Diyanet’ten birlik çağrısı
Bardakoğlu, Rize Üniversitesi İlahiyat Cami ile Müftü Yusuf Karali Diyanet Eğitim Merkezi’nin açılışına katılmak için geldiği Rize’de, Vali Seyfullah Hacımüftüoğlu’nu makamında ziyaret etti. Bardakoğlu, burada yaptığı açıklamada, birlik, beraberlik, barış, sulh ve sükûndan yana olduklarını belirterek, ‘’İslâm’ın 14 asırlık çağrısı budur. İnsanları dilleri, dinleri, inançları, mezhepleri ve derilerinin rengi ile ayırmak İslâmiyet açısından en büyük ayıplardan biridir. Aynı kıbleye yönelen, aynı Kur’ân’a, aynı Peygambere inanan bir dinin mensuplarının hele hele ayrılığa düşmesi, birbirini derecelendirmesi ve ötekileştirmesi kabul edilemez.
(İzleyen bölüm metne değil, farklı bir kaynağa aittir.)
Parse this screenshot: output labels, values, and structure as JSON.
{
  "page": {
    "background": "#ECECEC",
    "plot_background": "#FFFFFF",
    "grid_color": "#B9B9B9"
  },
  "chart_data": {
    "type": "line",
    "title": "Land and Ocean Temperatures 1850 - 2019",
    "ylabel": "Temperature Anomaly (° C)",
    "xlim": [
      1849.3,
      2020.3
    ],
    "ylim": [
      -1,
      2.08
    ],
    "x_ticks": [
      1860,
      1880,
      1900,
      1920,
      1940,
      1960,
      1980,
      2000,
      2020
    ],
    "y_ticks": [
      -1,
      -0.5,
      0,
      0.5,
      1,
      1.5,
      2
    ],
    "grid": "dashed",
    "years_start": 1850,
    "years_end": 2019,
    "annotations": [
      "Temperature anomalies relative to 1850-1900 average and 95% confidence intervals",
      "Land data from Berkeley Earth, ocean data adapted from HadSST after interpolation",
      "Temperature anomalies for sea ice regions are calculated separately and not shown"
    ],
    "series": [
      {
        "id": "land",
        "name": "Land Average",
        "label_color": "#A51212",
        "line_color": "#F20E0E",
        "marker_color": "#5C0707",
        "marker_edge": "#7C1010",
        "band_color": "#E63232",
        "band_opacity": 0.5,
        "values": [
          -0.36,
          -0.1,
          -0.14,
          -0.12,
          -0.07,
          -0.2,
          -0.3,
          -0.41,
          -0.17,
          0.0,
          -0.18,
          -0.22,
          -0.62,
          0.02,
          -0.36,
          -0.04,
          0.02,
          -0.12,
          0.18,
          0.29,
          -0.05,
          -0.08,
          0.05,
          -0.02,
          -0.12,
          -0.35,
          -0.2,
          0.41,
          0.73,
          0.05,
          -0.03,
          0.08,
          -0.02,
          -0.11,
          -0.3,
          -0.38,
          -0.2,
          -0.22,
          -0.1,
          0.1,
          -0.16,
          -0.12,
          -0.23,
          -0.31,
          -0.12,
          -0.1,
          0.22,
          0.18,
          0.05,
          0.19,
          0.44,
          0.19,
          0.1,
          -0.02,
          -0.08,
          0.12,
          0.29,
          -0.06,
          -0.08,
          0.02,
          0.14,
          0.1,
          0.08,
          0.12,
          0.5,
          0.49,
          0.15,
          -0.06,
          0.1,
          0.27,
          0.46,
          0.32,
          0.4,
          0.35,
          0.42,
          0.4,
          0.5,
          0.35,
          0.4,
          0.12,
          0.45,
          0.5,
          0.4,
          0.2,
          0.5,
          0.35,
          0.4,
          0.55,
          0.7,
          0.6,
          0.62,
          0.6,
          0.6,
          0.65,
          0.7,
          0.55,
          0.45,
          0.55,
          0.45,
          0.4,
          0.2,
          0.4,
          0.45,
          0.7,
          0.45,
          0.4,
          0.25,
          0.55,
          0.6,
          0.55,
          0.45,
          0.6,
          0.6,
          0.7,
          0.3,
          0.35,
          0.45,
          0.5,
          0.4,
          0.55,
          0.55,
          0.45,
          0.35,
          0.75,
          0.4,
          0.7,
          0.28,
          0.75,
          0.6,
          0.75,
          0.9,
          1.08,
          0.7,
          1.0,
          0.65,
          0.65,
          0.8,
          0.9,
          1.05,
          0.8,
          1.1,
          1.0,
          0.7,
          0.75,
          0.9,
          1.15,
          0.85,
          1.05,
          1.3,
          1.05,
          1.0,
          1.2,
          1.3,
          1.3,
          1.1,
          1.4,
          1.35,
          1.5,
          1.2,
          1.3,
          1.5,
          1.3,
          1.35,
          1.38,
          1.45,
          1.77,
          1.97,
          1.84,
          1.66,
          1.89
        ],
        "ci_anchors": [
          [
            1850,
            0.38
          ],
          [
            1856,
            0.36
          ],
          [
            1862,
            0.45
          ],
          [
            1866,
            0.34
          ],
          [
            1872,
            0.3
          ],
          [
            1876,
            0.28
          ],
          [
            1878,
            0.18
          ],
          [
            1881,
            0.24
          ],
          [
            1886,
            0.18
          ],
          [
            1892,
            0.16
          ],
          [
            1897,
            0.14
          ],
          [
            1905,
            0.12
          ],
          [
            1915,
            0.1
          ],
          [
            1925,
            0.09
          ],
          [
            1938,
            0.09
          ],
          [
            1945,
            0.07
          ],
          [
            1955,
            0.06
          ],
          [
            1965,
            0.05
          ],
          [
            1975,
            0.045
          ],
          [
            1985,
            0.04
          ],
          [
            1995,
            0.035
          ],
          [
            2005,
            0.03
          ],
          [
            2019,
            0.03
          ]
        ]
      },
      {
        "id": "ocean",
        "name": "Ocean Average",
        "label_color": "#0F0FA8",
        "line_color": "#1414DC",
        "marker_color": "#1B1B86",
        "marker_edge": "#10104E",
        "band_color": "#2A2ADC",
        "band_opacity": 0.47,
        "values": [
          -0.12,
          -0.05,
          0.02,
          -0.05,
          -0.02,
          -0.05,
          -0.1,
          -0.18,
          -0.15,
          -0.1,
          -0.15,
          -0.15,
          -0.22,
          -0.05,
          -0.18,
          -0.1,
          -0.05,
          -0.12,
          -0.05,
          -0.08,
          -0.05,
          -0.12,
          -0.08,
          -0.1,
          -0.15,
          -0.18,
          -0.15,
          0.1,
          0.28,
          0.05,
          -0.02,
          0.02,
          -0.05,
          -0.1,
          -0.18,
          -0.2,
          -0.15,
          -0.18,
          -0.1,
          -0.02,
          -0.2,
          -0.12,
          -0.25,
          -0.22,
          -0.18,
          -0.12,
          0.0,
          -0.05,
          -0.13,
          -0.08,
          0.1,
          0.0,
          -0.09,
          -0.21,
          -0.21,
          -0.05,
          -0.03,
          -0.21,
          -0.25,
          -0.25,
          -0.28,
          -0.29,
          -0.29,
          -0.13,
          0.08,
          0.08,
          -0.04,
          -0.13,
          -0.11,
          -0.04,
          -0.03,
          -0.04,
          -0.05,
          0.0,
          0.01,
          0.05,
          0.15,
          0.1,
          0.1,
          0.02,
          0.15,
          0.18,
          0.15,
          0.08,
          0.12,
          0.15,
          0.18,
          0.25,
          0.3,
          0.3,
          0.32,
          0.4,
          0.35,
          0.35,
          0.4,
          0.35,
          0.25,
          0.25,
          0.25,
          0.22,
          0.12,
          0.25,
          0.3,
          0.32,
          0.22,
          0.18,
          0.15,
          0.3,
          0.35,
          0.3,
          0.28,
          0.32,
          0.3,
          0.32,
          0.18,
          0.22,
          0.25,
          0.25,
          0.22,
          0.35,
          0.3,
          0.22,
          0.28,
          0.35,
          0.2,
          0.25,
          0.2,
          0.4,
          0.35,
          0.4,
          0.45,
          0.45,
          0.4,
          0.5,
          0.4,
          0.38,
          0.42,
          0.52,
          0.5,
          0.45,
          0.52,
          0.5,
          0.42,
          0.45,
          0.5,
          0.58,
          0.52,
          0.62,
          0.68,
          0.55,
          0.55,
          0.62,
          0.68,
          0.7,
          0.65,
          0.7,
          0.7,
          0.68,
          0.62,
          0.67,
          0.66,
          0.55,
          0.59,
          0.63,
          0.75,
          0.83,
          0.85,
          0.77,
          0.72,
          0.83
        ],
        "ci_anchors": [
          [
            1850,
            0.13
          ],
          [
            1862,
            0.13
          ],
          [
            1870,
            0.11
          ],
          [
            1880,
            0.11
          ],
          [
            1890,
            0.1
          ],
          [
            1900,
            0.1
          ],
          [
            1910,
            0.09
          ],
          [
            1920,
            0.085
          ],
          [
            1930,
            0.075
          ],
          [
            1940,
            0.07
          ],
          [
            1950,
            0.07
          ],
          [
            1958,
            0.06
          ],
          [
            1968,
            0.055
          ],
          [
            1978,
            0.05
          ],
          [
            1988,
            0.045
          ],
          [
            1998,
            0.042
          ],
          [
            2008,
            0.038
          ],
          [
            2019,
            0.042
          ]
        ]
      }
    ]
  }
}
Biz asırlardır barış içerisinde yaşadık. Bizim en büyük zenginliğimiz barış ve hoşgörü içerisinde yaşama kabiliyetidir. Asırladır Osmanlı ve Selçuklu’da biz bunu ispat ettik, dünyaya gösterip örnek olduk’’ dedi. Batının bugün bir arada yaşamanın sancılarını çektiğini ifade eden Bardakoğlu, şunları söyledi: ‘’Başka dinlere mensup insanlarla bir arada yaşamayı başarmaya çalışıyor. Batı bu kabiliyetini göstermeye çalışırken bizim bu geleneğimizi unutmamız ve adeta birbirimize düşmemiz kabul edilemez. Ben milletimizin sağduyusuna inanıyorum. Bu geçici bir durumdur, ona inanmak istiyorum. Milletimiz o genlerinde mevcut birlik ve beraberlik ile tevhit dinine mensup oluşun gereğini yapacak ve birbirini kardeş bilecektir. Biz bugünlere zenginlik, bu birlik ve beraberlikle geldik. Diyanet İşleri Başkanlığı olarak bütün din görevlilerinin ortak çağrı ve çabası da her zaman bu yönde olmuş ve olacaktır.’’ Demokrat Toplum Partisinin (DTP) kapatılması sonrası artan sokak olaylarıyla ilgili herkese görev düştüğünü kaydeden Bardakoğlu, ‘’Herkesin bu konuda elini taşın altına koyması lâzım. Üniversiteler, bürokratlar, belediyeler ile bütün devlet kademelerinin; basının, öğretmenlerimizin, güvenlikçilerin, aydınların, halkın ve esnafın sağduyudan yana birlik ve beraberlikten yana tavır alması gerekir. Herkesin bu birlik ve beraberlik çağrısına destek vermesi ve fitne ateşine benzin taşımaması gerekir’’ diye konuştu. Vali Hacımüftüoğlu, ziyaret anısına Bardakoğlu’na serender maketi hediye etti.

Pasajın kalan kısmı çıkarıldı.